You Are Not Your Past
I enjoy troubleshooting problems with my students. It could be code that’s not working, a physics solution that didn’t come out quite right, or a design challenge that needs a special mechanism to get the thing working. It’s an opportunity for me to model problem-solving techniques with my students, and it’s also really fun.
I was on a call yesterday for a school counseling class I’m taking, and as we discussed a case study, one of my fellow students said, “It’s so fun to psychoanalyze people!” And it clicked for me that the thrill that some of us feel in psychoanalyzing ourselves or others is very similar to the thrill for me in troubleshooting code, physics, or design problems.
The key difference is that people don’t actually need to be psychoanalyzed to be freed from our limitations. Our “problems” don’t need to be reviewed and analyzed, and we don’t have to find the bugs in our past programming to achieve present and future ease, satisfaction, and well-being.
Most of us take for granted that we’ve accepted a model that who we’ve become is a sum of our past experiences, the things we’ve done, the things done to us, the people who raised us, the kids we were friends with, the thoughts we’ve had, the support or lack of support we’ve received, the struggles and success and failures and love and hurt and sadness and joy that we’ve experienced along the way. The past, just like our DNA, is an immutable force determining who we've become.

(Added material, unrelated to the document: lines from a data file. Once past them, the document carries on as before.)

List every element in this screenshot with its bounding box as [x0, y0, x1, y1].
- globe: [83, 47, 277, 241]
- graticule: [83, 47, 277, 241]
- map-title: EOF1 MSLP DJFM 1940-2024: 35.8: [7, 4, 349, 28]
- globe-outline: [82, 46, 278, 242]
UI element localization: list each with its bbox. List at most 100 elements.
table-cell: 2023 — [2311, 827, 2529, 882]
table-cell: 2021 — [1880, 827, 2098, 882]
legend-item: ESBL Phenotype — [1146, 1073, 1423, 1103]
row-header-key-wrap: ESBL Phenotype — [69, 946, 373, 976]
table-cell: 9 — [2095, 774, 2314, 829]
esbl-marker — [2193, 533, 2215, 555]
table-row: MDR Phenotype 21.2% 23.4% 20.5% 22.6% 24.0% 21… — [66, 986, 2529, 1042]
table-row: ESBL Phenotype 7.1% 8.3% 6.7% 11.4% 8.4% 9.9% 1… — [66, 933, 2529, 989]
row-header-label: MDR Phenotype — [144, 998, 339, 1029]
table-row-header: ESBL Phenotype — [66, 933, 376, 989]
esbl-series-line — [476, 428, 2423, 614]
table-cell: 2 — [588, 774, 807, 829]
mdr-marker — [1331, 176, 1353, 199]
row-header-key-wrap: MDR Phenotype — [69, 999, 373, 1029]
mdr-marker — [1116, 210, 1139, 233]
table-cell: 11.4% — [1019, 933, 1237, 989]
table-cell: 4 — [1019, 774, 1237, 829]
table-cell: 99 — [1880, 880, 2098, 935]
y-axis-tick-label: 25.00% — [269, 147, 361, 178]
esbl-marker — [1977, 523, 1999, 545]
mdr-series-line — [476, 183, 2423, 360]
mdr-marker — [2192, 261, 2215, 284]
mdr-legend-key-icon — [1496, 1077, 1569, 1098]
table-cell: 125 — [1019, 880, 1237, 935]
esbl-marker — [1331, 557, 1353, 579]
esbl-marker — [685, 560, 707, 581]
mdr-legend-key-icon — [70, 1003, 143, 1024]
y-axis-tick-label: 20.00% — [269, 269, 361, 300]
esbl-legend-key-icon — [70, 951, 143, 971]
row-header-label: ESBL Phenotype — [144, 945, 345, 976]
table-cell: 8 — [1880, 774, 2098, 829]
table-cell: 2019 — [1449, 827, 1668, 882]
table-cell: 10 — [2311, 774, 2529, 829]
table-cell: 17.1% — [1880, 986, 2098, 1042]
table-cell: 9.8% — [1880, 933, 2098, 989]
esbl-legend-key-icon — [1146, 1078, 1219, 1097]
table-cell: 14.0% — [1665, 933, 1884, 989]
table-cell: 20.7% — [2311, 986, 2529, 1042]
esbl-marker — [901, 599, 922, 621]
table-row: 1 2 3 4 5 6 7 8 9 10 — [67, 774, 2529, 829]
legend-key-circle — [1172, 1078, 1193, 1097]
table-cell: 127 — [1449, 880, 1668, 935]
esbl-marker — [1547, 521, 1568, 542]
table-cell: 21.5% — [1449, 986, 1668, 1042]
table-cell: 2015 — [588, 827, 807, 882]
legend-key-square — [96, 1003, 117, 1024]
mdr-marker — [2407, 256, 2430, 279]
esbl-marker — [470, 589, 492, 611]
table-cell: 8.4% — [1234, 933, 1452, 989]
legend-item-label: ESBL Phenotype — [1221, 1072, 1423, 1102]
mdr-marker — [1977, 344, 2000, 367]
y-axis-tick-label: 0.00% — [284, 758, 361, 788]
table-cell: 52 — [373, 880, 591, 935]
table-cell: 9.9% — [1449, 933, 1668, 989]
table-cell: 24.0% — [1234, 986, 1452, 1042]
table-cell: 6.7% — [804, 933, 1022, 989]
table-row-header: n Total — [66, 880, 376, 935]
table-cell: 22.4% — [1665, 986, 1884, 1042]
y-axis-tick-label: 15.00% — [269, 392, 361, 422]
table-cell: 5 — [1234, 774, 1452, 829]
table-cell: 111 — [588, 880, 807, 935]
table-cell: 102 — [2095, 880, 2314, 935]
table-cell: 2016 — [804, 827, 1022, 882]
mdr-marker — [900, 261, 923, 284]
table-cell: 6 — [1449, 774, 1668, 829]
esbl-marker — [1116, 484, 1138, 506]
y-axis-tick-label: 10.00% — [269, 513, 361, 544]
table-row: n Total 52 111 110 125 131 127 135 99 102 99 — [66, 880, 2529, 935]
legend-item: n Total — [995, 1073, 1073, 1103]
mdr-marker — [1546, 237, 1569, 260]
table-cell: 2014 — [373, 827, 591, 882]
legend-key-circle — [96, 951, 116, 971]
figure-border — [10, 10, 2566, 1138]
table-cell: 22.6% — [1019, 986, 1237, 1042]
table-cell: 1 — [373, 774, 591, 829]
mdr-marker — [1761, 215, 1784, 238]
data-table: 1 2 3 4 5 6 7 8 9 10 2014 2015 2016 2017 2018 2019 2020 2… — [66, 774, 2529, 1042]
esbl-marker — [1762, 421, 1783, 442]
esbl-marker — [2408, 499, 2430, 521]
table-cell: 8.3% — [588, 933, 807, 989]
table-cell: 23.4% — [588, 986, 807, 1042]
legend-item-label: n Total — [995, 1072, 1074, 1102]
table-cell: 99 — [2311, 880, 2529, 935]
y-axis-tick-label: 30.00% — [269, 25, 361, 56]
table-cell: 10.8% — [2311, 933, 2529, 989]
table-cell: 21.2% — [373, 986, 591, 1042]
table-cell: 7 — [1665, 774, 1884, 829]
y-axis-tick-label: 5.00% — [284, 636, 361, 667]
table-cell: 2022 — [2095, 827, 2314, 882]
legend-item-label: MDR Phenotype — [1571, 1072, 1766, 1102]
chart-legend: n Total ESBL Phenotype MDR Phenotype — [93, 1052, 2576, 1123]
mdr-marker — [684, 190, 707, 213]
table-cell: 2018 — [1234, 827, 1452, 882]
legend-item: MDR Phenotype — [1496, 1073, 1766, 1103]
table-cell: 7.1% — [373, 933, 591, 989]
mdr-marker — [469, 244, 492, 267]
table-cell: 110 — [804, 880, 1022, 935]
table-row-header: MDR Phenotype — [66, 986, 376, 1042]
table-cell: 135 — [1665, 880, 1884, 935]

We are beings who live through time, and our memories seem like perfectly valid explanations, descriptions, and stories about how we’ve become who we are. By sifting through and interpreting our pasts, we can determine who we are. This model is flawed, however, and all we need to do is look at our present experience to see how.
All that I have ever or will ever experience is in the present, the eternal now. In Get Grounded Before Taking Off, I wrote about what makes up this present experience of now, and here’s a summary:
My present experience is made up of sensations and thoughts (and their fascinating and moving combination called emotions). That’s it.
Impulses, hopes, desires, fears, and passions all arise in the present and compel us to act. But when we experience those is always right now. It’s not any other way.
So where does my past actually exist? It exists in the present in the form of memories. Most of our memories are stories, visual and verbal thoughts and interpretations about what happened. Some of our memories are sensations, muscle-memories and tensions stored in our physiology. This is true of trauma too; trauma is an emotional (psychological & physiological) response to something that happens, and it gets stored as memory in our bodies and minds.
We have great, detailed, and explanatory origin stories about how we came to be the way we are. We have judgments about ourselves, others, and the universe itself based on those stories. We have thorough and seemingly accurate interpretations of all those experiences. And it all feels like The Truth about ourselves.
But let’s not confuse the story of who we’ve become with the person we are.
Who I am: the space in which Thought, Sensation, and Emotion arise. It’s who I’ve always been and who I always will be. A space of awareness in which feelings and stories and interpretations arise. I am the white space in that diagram above, the space in which my experience arises.
I am not the stories, the thoughts, the sensations. I am the space in which all of that arises.
From this understanding, anything becomes possible.